Bartók componeerde zijn beide rapsodieën kennelijk louter als een persoonlijk gebaar, en niet in opdracht, en deed dit zonder iemand iets te vertellen tot ze allebei af waren. Volgens de violist Zoltán Székely (foto) ontmoetten hij en de componist elkaar op een dag in 1928 en na een tijdje te hebben gepraat, kondigde Bartók plotseling aan dat hij een verrassing voor hem had, de manuscripten van twee rapsodieën, die niemand anders eerder had gezien. “Eén is voor jou en één is voor Szigeti”,’ zei Bartók tegen hem. “Je mag kiezen welke je het leukst vindt”. Székely koos voor de Tweede Rapsodie.

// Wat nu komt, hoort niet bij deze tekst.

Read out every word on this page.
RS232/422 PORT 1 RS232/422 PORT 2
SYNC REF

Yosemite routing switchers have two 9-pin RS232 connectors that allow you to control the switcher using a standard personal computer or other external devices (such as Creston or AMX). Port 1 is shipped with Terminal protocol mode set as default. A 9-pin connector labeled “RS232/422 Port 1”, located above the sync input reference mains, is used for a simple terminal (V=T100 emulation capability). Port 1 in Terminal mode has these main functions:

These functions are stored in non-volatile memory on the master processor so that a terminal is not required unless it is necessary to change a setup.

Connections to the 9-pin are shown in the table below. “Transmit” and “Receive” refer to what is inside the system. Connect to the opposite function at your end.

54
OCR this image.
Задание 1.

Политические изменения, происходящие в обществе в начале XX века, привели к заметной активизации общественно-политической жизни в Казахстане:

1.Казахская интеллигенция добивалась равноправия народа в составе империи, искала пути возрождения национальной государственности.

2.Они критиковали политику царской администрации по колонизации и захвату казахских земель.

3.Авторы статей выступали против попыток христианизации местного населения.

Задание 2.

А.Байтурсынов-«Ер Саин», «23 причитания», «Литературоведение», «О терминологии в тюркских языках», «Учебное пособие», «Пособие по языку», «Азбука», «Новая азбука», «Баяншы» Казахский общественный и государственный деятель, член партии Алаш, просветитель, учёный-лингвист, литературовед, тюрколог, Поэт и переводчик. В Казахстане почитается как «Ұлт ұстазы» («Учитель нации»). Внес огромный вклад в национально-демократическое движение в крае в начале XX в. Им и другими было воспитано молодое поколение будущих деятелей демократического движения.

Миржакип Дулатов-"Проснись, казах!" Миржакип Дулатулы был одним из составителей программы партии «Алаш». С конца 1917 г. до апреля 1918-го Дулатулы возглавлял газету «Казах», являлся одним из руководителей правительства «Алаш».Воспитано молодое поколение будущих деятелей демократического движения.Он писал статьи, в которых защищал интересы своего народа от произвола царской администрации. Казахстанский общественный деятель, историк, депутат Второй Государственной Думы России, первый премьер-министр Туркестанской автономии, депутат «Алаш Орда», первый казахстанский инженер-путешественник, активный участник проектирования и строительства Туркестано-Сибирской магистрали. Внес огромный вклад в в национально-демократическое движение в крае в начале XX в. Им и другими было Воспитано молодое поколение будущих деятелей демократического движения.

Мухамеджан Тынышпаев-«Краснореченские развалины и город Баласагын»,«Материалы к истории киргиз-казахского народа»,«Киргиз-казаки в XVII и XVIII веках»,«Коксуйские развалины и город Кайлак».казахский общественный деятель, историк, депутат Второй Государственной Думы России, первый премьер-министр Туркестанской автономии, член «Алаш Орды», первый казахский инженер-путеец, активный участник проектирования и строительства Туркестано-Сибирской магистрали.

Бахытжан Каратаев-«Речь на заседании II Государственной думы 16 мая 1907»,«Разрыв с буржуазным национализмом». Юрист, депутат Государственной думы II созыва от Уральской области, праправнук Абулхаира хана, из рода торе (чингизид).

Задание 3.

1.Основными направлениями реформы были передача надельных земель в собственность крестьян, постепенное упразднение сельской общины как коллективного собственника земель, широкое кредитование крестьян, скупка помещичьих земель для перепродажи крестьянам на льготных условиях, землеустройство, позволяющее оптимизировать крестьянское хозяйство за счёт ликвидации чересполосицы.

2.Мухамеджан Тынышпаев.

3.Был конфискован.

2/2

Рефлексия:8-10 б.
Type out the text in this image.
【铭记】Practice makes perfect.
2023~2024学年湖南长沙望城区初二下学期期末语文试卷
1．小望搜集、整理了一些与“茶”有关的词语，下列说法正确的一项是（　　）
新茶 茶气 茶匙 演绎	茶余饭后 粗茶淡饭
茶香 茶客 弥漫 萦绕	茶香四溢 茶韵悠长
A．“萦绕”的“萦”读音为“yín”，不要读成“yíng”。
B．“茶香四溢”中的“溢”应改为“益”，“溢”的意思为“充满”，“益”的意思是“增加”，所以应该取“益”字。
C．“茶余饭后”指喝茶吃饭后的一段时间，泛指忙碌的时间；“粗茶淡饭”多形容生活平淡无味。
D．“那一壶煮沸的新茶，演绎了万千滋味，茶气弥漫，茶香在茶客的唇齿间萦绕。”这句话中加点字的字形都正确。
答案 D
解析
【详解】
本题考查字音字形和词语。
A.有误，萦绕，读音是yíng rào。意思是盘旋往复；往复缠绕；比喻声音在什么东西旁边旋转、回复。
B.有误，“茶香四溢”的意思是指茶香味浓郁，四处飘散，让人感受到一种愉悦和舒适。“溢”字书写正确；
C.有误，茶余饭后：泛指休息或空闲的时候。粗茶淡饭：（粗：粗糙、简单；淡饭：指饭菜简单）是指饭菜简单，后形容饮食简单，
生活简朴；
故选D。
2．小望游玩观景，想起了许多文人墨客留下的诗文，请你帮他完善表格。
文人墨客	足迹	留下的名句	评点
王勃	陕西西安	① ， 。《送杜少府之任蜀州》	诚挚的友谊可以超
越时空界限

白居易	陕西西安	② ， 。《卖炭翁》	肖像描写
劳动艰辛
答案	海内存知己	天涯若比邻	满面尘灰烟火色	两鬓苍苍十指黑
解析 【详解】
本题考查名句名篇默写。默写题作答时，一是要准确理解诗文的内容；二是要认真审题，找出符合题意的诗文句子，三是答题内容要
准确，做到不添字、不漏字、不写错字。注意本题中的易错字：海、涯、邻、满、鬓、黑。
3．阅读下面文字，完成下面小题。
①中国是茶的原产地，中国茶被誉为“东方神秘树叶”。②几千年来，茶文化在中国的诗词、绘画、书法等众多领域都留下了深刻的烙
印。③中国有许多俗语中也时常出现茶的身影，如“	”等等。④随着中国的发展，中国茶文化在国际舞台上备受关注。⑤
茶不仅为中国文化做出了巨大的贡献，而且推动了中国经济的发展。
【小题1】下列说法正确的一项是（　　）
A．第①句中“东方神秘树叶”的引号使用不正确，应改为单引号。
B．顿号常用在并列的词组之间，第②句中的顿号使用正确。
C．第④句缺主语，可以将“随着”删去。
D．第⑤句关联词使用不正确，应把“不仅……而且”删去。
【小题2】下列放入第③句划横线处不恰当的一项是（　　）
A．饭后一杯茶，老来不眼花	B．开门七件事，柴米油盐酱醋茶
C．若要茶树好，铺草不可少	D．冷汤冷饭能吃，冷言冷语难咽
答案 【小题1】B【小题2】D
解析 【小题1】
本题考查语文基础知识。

Beide rapsodieën illustreren een manier van componeren waarbij gebruik werd gemaakt van boerenmuziekbronnen, door Bartók beschreven als het nemen van een bestaande melodie en het toevoegen van een begeleiding samen met wat inleidend of slotmateriaal, op een zodanige manier dat de nieuw gecomponeerde muziek strikt secundair is en nooit concurreert met het volksmateriaal. Dit werd erkend in de partituren van de vroege edities, die de ondertitel “Volksdansen” droegen. Het doel van Bartók was om de gehele stijl van het Oost-Europees vioolspel te transplanteren naar de westerse concertcontext. Om dit project te bevorderen, stond hij erop dat Szigeti luisterde naar de originele veldopnames waarvan de melodieën waren getranscribeerd. De Rapsodie gebruikt dezelfde langzaam-snelle (assú – friss) gepaarde bewegingen van de populaire Hongaarse verbunkos (rekruteringsdansen) die te vinden zijn in de eerdere Rapsodie voor piano uit 1904, en waarnaar hij in 1938, zou terugkeren in het eerste deel van zijn “Contrasten”. Bartók specificeerde dat elk van de delen afzonderlijk kan worden uitgevoerd, niet alleen het snelle tweede deel, maar ook het meer ernstige, langzame openingsdeel van elke rapsodie.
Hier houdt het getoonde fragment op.